So you know the basics of running a meeting but worry about when group dynamics get complicated? In this blog, I will address one possible and unfortunately, quite frequent complication: the phenomena of “Groupthink”, identified by Irving Janis.
Janis found a frightening tendency, on the part of groups under pressure, to exhibit a culture of conformity. He wondered why top leaders who made critical decisions around the Bay of Pigs fiasco, the escalation of the Vietnam War and more recently, the Challenger’s ”O” rings, would inhibit dissent.
So what does Groupthink look like in action?
- Team members all agree when you are pretty sure that they don’t really.
- They look like they want to speak but then choose not to.
- And, just when one person looks ready to share his/her concerns, s/he stops upon seeing a host of clear, non-verbal signals from teammates looking at their watches, tapping their feet, shaking their heads.
Why you ask would Groupthink occur during critical decision-making?
(1) The boss intimidates his/her staff, giving them the message that dissent is not kosher
(2) Team members don’t want to look incompetent and figure if no one else disagrees but them, they must be wrong;
(3) There is a “felt” sense of pervasive pressure in the group/organizational culture that suggests “Thou shalt not disagree.”
Add time pressure and Groupthink only gets stronger.
So you ask, how the heck do you handle this one as a faciliator, leader or even a team member? (And it is your responsibility as teammember to speak up during Groupthink, even if no one else does). You can ask:
- If this decision does not work, what are its possible consequences?
- What are the strengths and weaknesses of this decision?
- What are potential obstacles implementing our decision?
- Are there other possible solutions for us to consider?
- What are at least two other strategies we could employ instead?
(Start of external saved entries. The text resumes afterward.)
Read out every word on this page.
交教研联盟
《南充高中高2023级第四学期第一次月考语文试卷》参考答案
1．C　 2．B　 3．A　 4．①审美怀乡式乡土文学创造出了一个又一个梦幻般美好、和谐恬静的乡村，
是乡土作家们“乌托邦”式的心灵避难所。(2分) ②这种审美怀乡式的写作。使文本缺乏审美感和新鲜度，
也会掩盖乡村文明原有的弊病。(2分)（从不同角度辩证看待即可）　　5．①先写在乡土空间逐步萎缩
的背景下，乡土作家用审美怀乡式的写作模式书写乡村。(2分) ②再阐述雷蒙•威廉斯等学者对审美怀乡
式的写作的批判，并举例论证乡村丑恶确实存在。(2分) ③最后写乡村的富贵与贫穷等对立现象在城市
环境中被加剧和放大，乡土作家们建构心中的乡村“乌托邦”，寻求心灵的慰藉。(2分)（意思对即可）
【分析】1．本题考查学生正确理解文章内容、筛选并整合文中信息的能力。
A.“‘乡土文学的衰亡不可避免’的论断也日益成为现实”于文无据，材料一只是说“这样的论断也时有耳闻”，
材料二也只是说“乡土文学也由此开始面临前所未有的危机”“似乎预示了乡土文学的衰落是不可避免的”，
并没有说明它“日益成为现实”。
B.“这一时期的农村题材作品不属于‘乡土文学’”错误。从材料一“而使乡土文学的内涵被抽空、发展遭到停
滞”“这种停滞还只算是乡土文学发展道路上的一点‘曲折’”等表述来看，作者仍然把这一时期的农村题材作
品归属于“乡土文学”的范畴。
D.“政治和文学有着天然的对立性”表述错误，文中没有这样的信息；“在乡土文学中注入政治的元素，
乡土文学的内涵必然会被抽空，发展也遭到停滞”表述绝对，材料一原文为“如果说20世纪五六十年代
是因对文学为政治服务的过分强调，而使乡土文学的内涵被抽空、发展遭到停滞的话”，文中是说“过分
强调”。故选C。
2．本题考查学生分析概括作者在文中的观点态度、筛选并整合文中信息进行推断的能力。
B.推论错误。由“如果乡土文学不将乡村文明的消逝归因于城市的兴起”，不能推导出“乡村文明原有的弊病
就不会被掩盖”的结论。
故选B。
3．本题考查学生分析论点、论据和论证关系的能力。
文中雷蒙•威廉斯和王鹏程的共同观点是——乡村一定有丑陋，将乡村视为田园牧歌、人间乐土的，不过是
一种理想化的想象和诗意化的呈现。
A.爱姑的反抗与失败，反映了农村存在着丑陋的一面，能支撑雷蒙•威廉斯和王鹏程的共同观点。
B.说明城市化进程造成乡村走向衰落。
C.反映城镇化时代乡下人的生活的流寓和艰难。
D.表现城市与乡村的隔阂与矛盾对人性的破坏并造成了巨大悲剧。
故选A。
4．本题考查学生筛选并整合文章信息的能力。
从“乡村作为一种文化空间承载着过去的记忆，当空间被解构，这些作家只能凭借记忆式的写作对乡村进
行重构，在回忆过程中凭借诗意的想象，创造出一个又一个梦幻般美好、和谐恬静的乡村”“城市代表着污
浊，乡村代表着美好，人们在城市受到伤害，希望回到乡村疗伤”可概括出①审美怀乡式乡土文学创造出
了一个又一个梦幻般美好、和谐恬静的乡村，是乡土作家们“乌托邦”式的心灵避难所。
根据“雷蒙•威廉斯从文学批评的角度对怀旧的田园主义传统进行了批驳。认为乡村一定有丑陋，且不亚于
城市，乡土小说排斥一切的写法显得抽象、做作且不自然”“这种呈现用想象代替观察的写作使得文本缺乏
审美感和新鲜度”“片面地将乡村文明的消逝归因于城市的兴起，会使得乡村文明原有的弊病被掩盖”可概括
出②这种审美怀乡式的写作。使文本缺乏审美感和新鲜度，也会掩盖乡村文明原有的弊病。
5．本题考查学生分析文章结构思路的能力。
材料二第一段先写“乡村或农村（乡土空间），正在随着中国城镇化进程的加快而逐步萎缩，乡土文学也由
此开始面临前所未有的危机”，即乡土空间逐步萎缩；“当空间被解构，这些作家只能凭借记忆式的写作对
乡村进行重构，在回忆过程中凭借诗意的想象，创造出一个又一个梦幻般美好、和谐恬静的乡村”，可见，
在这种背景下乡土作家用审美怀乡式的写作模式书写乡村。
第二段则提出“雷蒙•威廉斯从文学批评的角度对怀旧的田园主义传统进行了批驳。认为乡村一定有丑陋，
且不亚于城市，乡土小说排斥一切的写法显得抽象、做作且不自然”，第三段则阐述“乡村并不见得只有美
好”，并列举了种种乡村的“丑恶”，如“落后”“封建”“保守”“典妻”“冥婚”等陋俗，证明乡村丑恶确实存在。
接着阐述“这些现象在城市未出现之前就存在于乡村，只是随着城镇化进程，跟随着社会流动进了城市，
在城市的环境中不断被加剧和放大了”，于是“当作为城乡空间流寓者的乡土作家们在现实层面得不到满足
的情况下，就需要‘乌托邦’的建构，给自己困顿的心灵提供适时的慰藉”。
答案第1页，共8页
- What are their strengths and weaknesses?
- Who, outside our group, could take a look at our decision from a different perspective?
- If we were the client, what weaknesses would we find in this solution?
- What suggestions might a competitor make? a board member?
While asking these questions may move the group out of Groupthink, if conformity is strong, it may just result in zero response. Here are some methodologies for ensuring a discussion of alternatives:
1. Create a debate with 2 people “for” and 2 “against” the decision at which the group has arrived (no matter one’s real view)
2. Have someone play the role of “devil’s advocate.”
3. Break the group up into several small groups and ask each group to come up with 2 other strategies or, 2 reasons why the original strategy may not be viable.
4. Bring in a panel of experts with different views to address viable solutions.
All of these methodologies have one constant — you must break up the group’s boundaries so that it becomes safer to disagree. If you structure the task as one in which people must come up with alternatives or obstacles or play the role of “devil’s advocate,” team members will feel far safer doing so.
On important decisions that are potentially life threatening, clearly it is worth the time and energy to surmount Groupthink. And not a difficult task once these methods are employed.